# Two Eagles



## Outlaw (Sep 11, 2007)

I did some exploring in Cedar Valley and the 5 Miles Pass area this afternoon and found a couple of eagles that were nice enough to jump in front of my lens at just the right time.

Immature Bald Eagle









Golden Eagle


----------



## DeadI (Sep 12, 2007)

Very, Very cool photo. Nice job and thanks for sharing. 

Do mind posting what camera, lense (if its an SLR) and settings you used, its nice to see what was used when trying to learn how to take better photographs.


----------



## fixed blade XC-3 (Sep 11, 2007)

Very,very cool thanks for sharing.


----------



## Greenguy88 (Sep 7, 2007)

Love that pic of the golden eagle staring right at ya! Very good shots.


----------



## James (Oct 7, 2007)

Great shots!


----------



## Outlaw (Sep 11, 2007)

Thanks everyone.

I shot these two with a Canon 20D and a Canon 400 5.6L.

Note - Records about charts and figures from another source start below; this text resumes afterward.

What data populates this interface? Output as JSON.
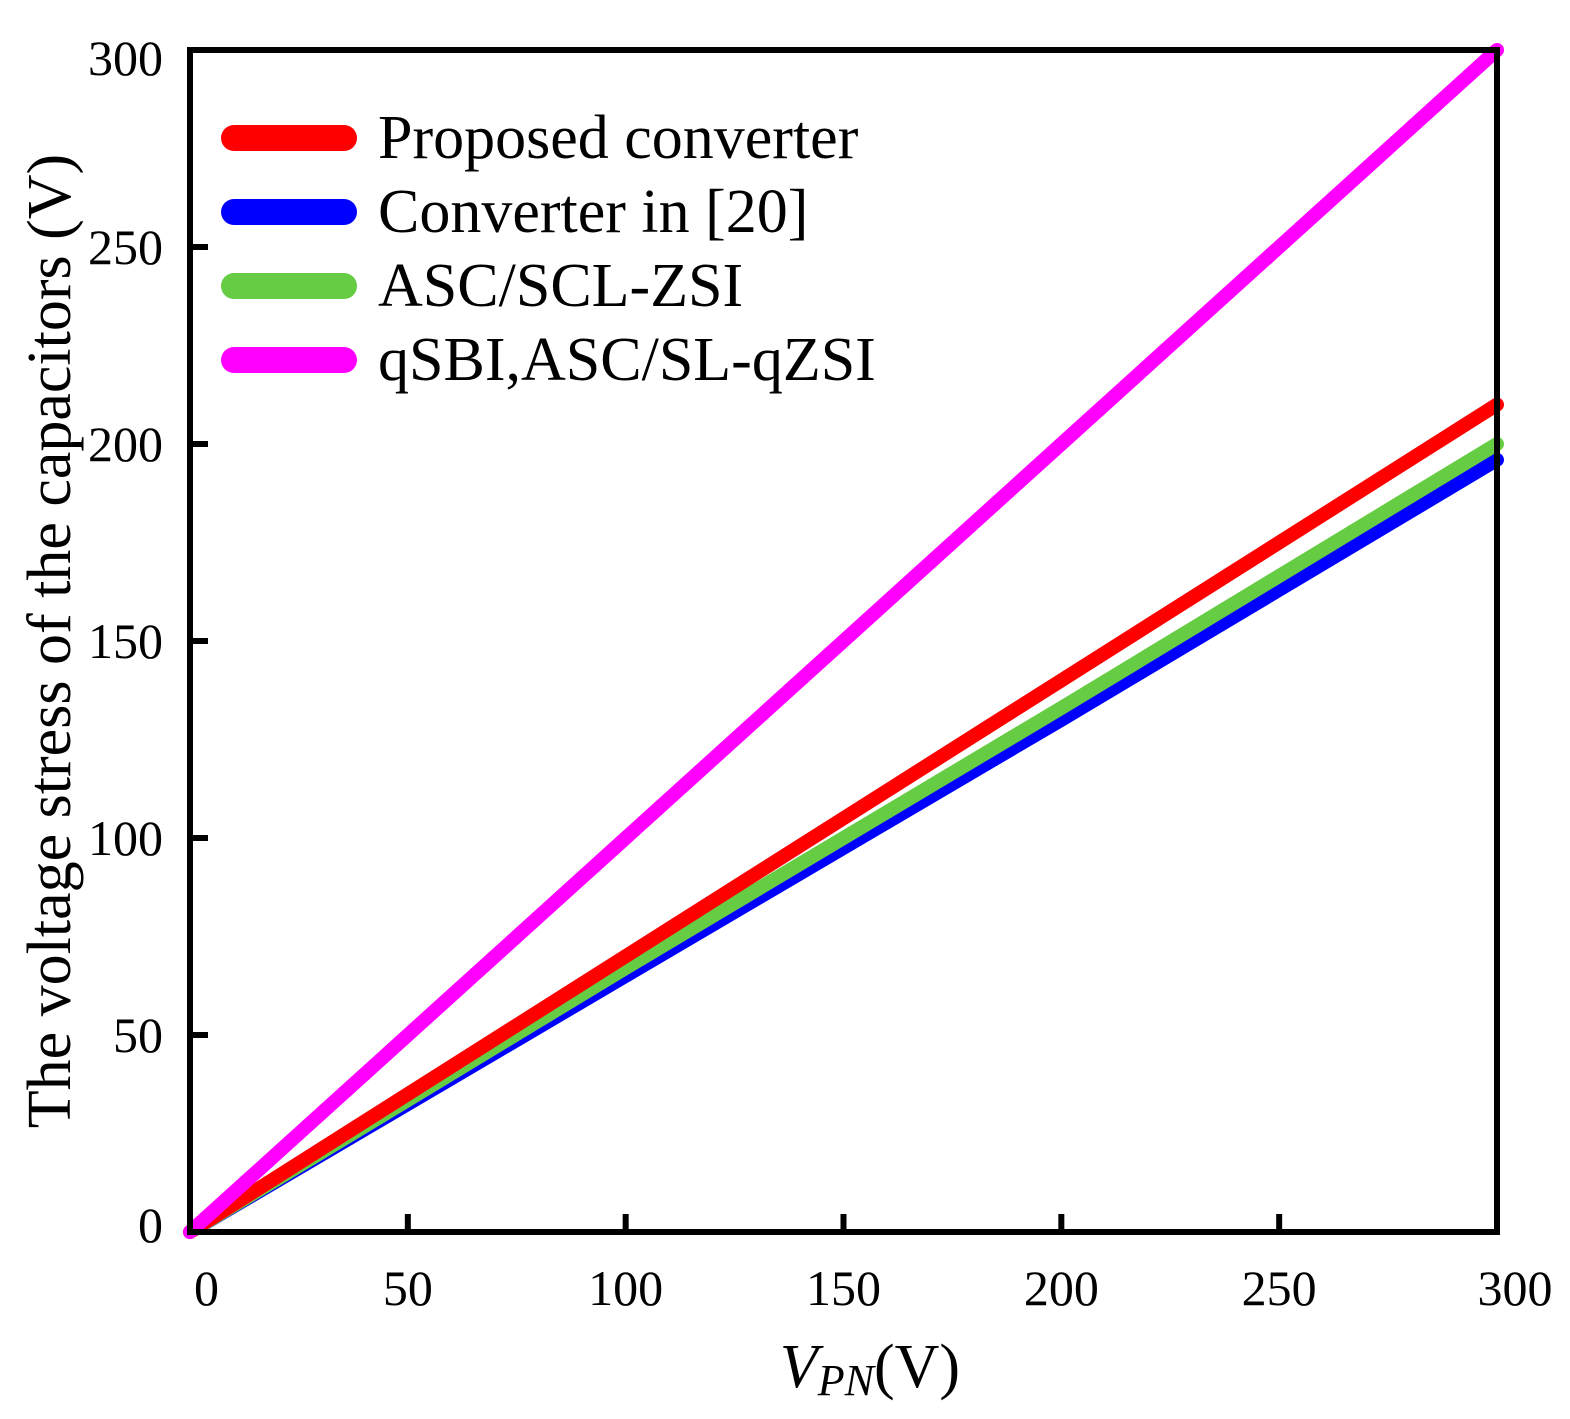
{
  "chart_data": {
    "type": "line",
    "title": "",
    "xlabel_main": "V",
    "xlabel_sub": "PN",
    "xlabel_unit": "(V)",
    "ylabel": "The voltage stress of the capacitors (V)",
    "xlim": [
      0,
      300
    ],
    "ylim": [
      0,
      300
    ],
    "x_ticks": [
      0,
      50,
      100,
      150,
      200,
      250,
      300
    ],
    "y_ticks": [
      0,
      50,
      100,
      150,
      200,
      250,
      300
    ],
    "grid": false,
    "legend_position": "top-left",
    "series": [
      {
        "name": "Proposed converter",
        "color": "#ff0000",
        "x": [
          0,
          100,
          200,
          300
        ],
        "y": [
          0,
          70,
          140,
          210
        ]
      },
      {
        "name": "Converter in [20]",
        "color": "#0000ff",
        "x": [
          0,
          100,
          200,
          300
        ],
        "y": [
          0,
          65,
          130,
          196
        ]
      },
      {
        "name": "ASC/SCL-ZSI",
        "color": "#66cc44",
        "x": [
          0,
          100,
          200,
          300
        ],
        "y": [
          0,
          67,
          133,
          200
        ]
      },
      {
        "name": "qSBI,ASC/SL-qZSI",
        "color": "#ff00ff",
        "x": [
          0,
          100,
          200,
          300
        ],
        "y": [
          0,
          100,
          200,
          300
        ]
      }
    ]
  }
}
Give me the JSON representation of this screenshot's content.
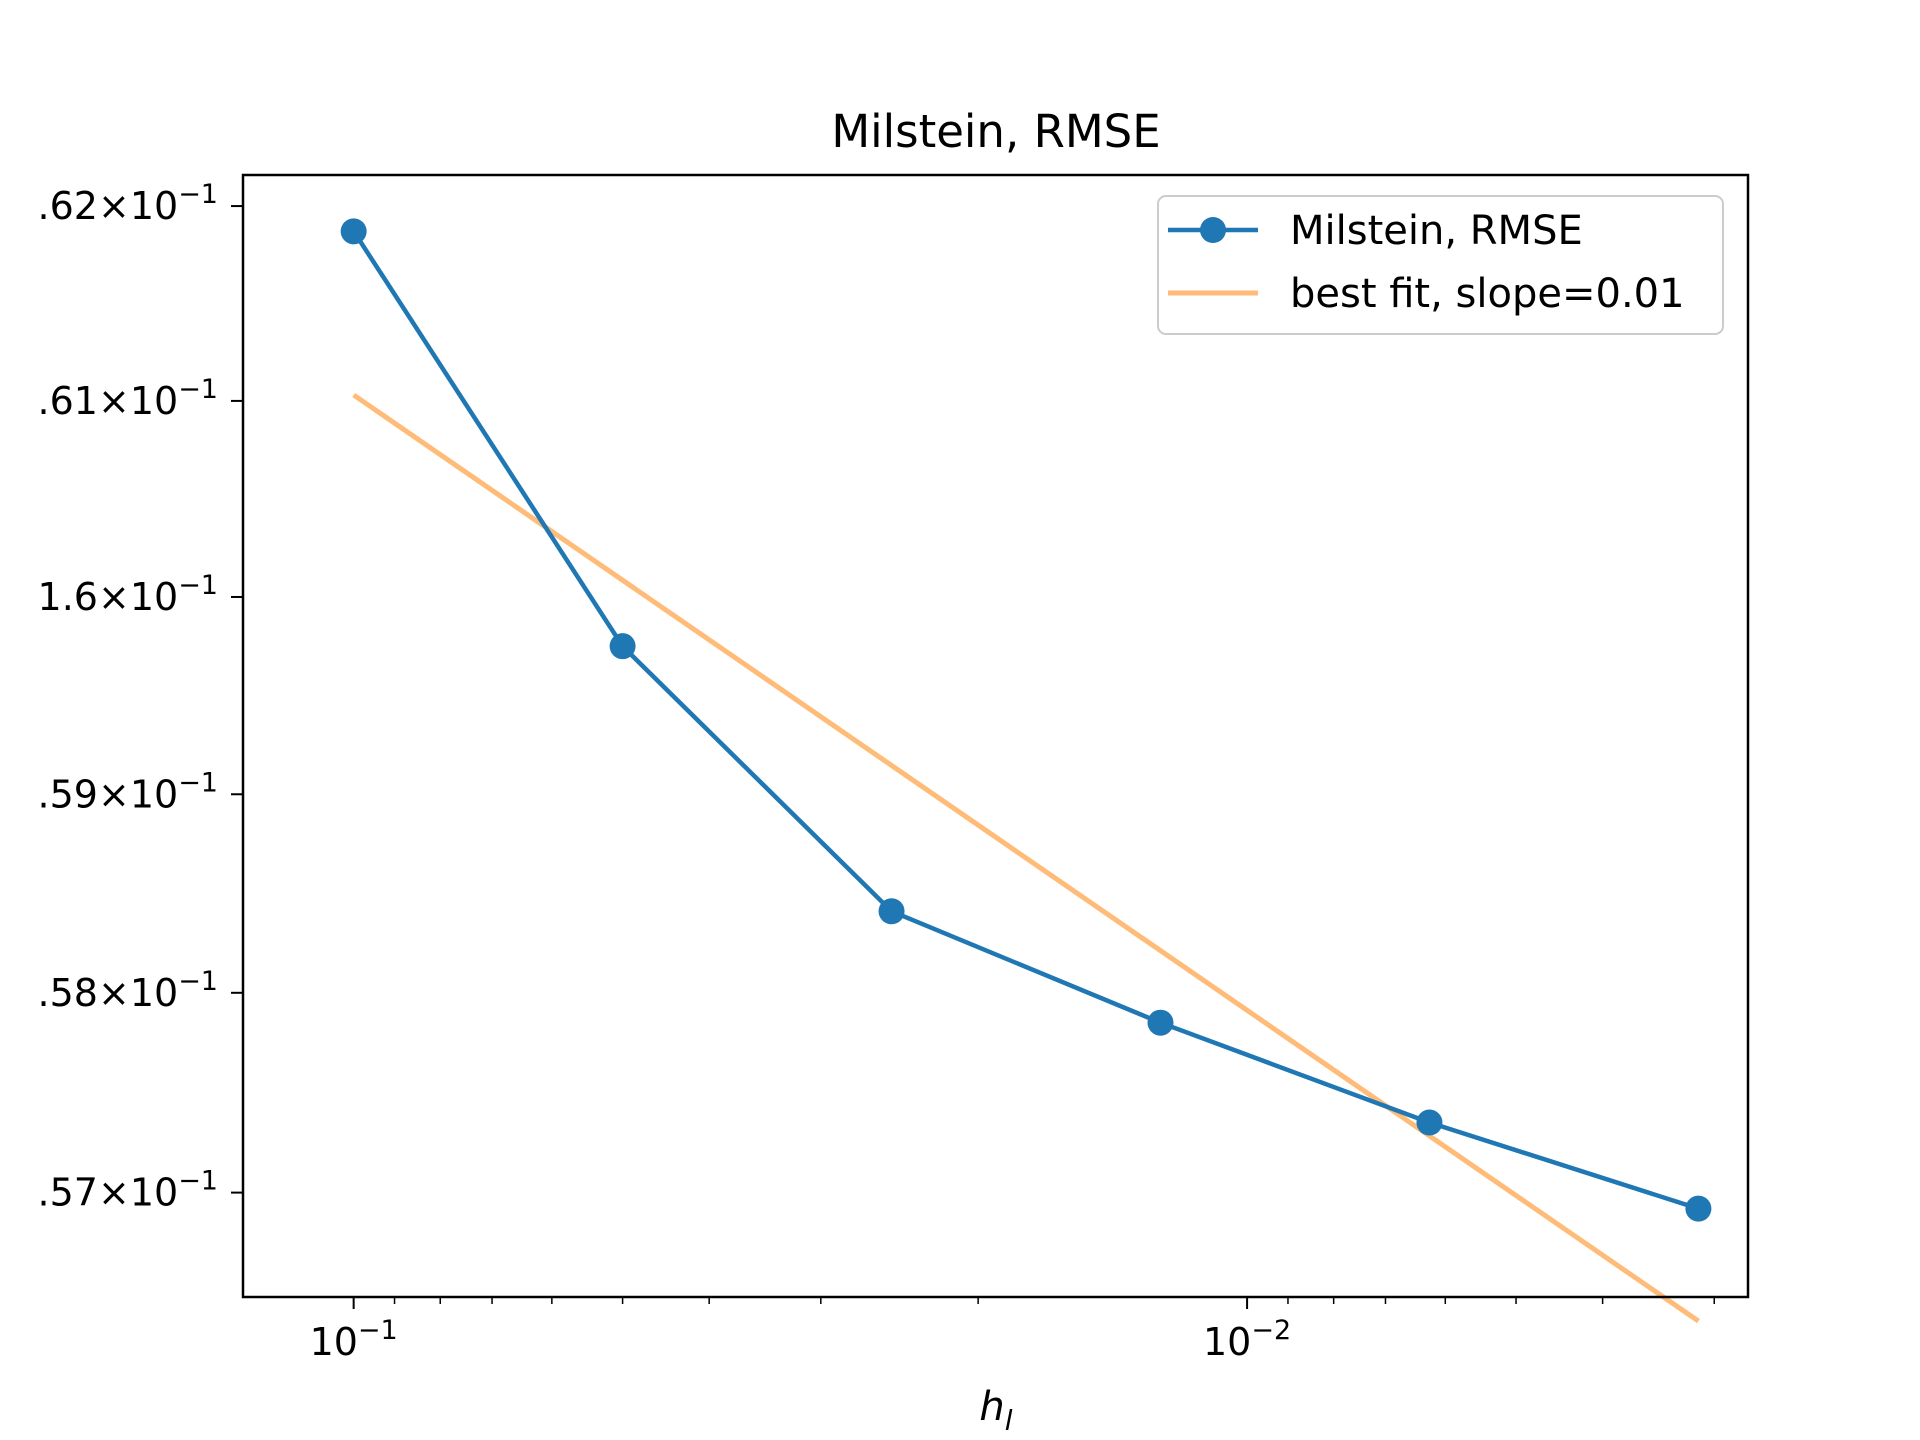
{
  "chart_data": {
    "type": "line",
    "title": "Milstein, RMSE",
    "xlabel": "h",
    "xlabel_subscript": "l",
    "ylabel": "",
    "x_scale": "log",
    "y_scale": "log",
    "x_inverted": true,
    "xlim": [
      0.133,
      0.00275
    ],
    "ylim": [
      0.15648,
      0.16216
    ],
    "grid": false,
    "legend_position": "top-right",
    "x_ticks": [
      {
        "value": 0.1,
        "base": "10",
        "exp": "−1"
      },
      {
        "value": 0.01,
        "base": "10",
        "exp": "−2"
      }
    ],
    "y_ticks": [
      {
        "value": 0.162,
        "mantissa": ".62",
        "exp": "−1"
      },
      {
        "value": 0.161,
        "mantissa": ".61",
        "exp": "−1"
      },
      {
        "value": 0.16,
        "mantissa": "1.6",
        "exp": "−1"
      },
      {
        "value": 0.159,
        "mantissa": ".59",
        "exp": "−1"
      },
      {
        "value": 0.158,
        "mantissa": ".58",
        "exp": "−1"
      },
      {
        "value": 0.157,
        "mantissa": ".57",
        "exp": "−1"
      }
    ],
    "series": [
      {
        "name": "Milstein, RMSE",
        "color": "#1f77b4",
        "marker": "circle",
        "x": [
          0.1,
          0.05,
          0.025,
          0.0125,
          0.00625,
          0.003125
        ],
        "y": [
          0.16187,
          0.15975,
          0.15841,
          0.15785,
          0.15735,
          0.15692
        ]
      },
      {
        "name": "best fit, slope=0.01",
        "color": "#ffbb78",
        "marker": "none",
        "x": [
          0.1,
          0.003125
        ],
        "y": [
          0.16103,
          0.15636
        ]
      }
    ]
  }
}
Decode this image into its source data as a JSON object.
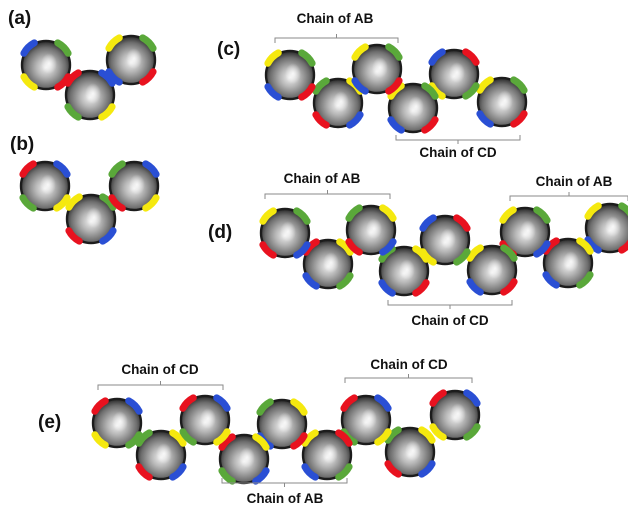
{
  "colors": {
    "patch_colors": [
      "#2a4fd4",
      "#e8121f",
      "#f5e90f",
      "#5aa83a"
    ],
    "particle_light": "#e6e6e6",
    "particle_dark": "#2b2b2b",
    "bracket": "#8a8a8a"
  },
  "panels": {
    "a": {
      "label": "(a)"
    },
    "b": {
      "label": "(b)"
    },
    "c": {
      "label": "(c)",
      "chains": [
        "Chain of AB",
        "Chain of CD"
      ]
    },
    "d": {
      "label": "(d)",
      "chains": [
        "Chain of AB",
        "Chain of AB",
        "Chain of CD"
      ]
    },
    "e": {
      "label": "(e)",
      "chains": [
        "Chain of CD",
        "Chain of CD",
        "Chain of AB"
      ]
    }
  }
}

_This part is not my post but appears to be a bug and someone elses post ended up in mine. Edit to answer._


> Did you use a tele-converter? What was your distance from him? Did you have to crop it much? Nice pics.


I have a 1.4x teleconverter that I find gives worse results unless conditions are perfect and very bright. I did not use it for these. For the baldy I was 30-40 yards away. The golden let me drive the jeep fairly close. He flew and landed 100 yards away. I got out and hiked very slowly closer than before. When he looked spooked, I stopped and waited for him to calm down. I eventually got within 30' and took the shots. The original filled the frame with eagle but I cropped out 25% or so of the body which wasn't necessary.


----------